Once the deployment has completed successfully, click Go to resource in the notifications list.
Follow the steps below to configure the network security group.
- In the Settings section click Inbound security rules.
- Click Add.
- Enter 5008 in the Destination port ranges field.
- Select UDP for the protocol.
- Select Allow for the action.
- Enter a descriptive name.
- Click OK.
- Click Network Interfaces.
- Click Associate.
- Select the external network interface of the NetMotion Mobility gateway server.
Summary
After completing the steps above, install the client software and configure it to use the static public IP address created previously. Alternatively, configure a DNS record to point to the public IP address and specify the Fully Qualified Domain Name (FQDN) instead of the IP address itself.
Additional Resources
Enabling Secure Remote Administration for the NetMotion Mobility Console
NetMotion Mobility Device Tunnel Configuration
NetMotion Mobility as an Alternative to Microsoft DirectAccess
NetMotion Mobility and Microsoft DirectAccess Comparison Whitepaper
Felix
/ September 18, 2019Awesome How-To Thanks!
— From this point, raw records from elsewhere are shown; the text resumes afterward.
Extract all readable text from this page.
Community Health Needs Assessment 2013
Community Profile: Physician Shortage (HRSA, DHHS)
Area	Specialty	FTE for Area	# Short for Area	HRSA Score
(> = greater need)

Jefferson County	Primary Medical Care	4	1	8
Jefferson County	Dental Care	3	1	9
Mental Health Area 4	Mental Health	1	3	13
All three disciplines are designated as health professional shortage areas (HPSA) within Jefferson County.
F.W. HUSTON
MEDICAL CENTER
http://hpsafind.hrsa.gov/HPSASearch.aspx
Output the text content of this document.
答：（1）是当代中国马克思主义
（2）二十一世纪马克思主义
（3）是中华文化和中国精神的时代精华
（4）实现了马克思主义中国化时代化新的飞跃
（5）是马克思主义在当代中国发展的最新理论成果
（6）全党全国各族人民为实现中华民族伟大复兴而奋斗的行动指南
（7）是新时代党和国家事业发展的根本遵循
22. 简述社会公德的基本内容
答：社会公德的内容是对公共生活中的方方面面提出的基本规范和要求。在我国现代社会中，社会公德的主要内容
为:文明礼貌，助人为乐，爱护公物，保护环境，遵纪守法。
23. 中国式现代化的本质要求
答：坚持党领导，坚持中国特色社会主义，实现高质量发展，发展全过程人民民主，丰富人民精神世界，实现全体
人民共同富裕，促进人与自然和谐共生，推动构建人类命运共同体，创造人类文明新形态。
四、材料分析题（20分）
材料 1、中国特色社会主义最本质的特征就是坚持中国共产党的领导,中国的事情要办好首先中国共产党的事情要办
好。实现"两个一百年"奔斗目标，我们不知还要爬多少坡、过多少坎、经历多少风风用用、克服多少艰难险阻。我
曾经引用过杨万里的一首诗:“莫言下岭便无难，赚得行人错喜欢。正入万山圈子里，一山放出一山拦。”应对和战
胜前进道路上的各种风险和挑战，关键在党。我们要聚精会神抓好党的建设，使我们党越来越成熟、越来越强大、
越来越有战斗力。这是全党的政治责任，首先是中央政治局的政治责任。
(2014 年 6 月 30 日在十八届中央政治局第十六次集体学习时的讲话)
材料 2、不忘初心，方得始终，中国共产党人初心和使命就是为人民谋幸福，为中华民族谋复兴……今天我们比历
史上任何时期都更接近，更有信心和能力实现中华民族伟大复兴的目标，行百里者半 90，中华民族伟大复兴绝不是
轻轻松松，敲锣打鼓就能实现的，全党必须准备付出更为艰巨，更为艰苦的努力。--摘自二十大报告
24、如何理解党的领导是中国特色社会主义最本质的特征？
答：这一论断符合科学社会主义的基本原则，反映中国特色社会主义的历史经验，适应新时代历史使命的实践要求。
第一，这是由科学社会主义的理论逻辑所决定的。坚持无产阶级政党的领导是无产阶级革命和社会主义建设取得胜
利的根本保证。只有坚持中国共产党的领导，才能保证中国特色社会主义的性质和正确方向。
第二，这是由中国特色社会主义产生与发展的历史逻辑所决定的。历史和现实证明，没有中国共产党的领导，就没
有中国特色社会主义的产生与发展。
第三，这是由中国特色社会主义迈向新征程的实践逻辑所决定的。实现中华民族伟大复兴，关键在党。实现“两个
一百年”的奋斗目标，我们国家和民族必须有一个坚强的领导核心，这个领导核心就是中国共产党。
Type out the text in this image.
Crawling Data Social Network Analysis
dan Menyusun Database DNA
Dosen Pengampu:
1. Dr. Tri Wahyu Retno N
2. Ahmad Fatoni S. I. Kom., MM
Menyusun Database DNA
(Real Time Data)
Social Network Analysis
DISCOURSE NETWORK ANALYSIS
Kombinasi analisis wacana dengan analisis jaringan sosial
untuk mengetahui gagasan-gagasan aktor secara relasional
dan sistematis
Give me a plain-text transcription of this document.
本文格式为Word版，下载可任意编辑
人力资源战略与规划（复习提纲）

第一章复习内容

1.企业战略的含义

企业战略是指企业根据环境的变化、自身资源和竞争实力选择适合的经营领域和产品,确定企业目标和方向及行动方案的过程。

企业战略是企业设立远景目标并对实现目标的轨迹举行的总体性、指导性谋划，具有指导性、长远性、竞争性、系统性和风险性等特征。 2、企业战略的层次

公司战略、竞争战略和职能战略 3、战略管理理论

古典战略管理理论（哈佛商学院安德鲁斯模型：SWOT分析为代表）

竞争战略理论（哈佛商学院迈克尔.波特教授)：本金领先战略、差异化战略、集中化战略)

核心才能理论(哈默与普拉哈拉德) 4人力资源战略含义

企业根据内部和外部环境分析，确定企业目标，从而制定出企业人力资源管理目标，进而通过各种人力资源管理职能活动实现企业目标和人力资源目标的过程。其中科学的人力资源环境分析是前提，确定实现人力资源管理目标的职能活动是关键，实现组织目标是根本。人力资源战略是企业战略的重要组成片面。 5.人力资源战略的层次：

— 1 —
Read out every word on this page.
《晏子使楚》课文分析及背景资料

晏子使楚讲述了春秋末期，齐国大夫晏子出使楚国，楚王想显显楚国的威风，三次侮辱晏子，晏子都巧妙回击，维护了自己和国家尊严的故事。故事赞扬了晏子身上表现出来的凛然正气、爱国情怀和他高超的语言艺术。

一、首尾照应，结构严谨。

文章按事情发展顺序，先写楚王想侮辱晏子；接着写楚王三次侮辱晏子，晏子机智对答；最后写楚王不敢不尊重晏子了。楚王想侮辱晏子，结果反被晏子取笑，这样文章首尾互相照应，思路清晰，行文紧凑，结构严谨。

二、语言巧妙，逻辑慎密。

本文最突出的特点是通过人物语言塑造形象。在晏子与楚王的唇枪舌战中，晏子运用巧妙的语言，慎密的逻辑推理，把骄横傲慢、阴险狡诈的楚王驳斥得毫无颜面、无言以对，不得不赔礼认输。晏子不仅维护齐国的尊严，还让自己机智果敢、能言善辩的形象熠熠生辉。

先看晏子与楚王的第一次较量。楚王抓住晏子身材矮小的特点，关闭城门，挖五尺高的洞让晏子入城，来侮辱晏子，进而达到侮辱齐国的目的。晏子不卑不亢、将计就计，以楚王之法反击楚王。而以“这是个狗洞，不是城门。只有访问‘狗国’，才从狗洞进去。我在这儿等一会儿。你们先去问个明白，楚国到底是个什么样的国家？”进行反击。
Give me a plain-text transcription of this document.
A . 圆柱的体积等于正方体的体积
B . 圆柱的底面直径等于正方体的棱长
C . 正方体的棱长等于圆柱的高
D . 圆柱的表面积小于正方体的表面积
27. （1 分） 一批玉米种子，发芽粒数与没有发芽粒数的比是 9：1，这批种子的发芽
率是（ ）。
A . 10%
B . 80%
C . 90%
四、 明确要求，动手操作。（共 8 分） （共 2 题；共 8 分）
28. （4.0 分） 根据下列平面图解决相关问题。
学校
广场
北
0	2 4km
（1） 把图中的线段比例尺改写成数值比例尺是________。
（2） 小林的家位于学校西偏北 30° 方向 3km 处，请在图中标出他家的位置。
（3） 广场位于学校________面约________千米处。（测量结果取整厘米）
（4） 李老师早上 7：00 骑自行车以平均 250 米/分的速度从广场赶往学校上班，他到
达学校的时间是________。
I tried that and can connect via Mobility APP – Fine
Get an IP – 10.21.12.1 – Fine
But I cant get Data thru the VPN – Do I have to configure the VM to be the gateway (10.21.12.254) or something ? Routes / Firewall and IP-Forwarding is set as described
Richard M. Hicks
/ September 18, 2019No, the only thing that is required is that routing and forwarding be configured as described in the article. In my example, the 10.21.12.254 address is non-existent. It is not assigned anywhere in my network. It might be used as a virtual address on the NetMotion server though, but I’m not certain.
Chris
/ April 22, 2021Same issue. Route table is setup but I cannot pass any traffic over the VPN.
ash
/ February 21, 2022Very useful article. thanks
I have setup the mobility host in Azure and can connect to the host using the mobility client and I am able to connect to all the services in the same subnet as mobility host, but unable to connect to the services outside the mobility host subnet. I have added the relevant routes in Azure as described in the article. Please can you advice.
Also any ideas in how we cam use DHCP for mobility host in Azure as DHCP is not supported by MS in Azure.
Richard M. Hicks
/ February 22, 2022It sounds like routes for the Mobiltiy client subnet haven’t been defined on those other subnets. You can either assign the same routing table to those subnets or update any existing route tables accordingly. Also, there’s no option to use DHCP in Azure for Netmotion Mobility. You must use static address pool.
ash
/ March 29, 2022Thanks, managed to get it working. It was the return routes and FW config.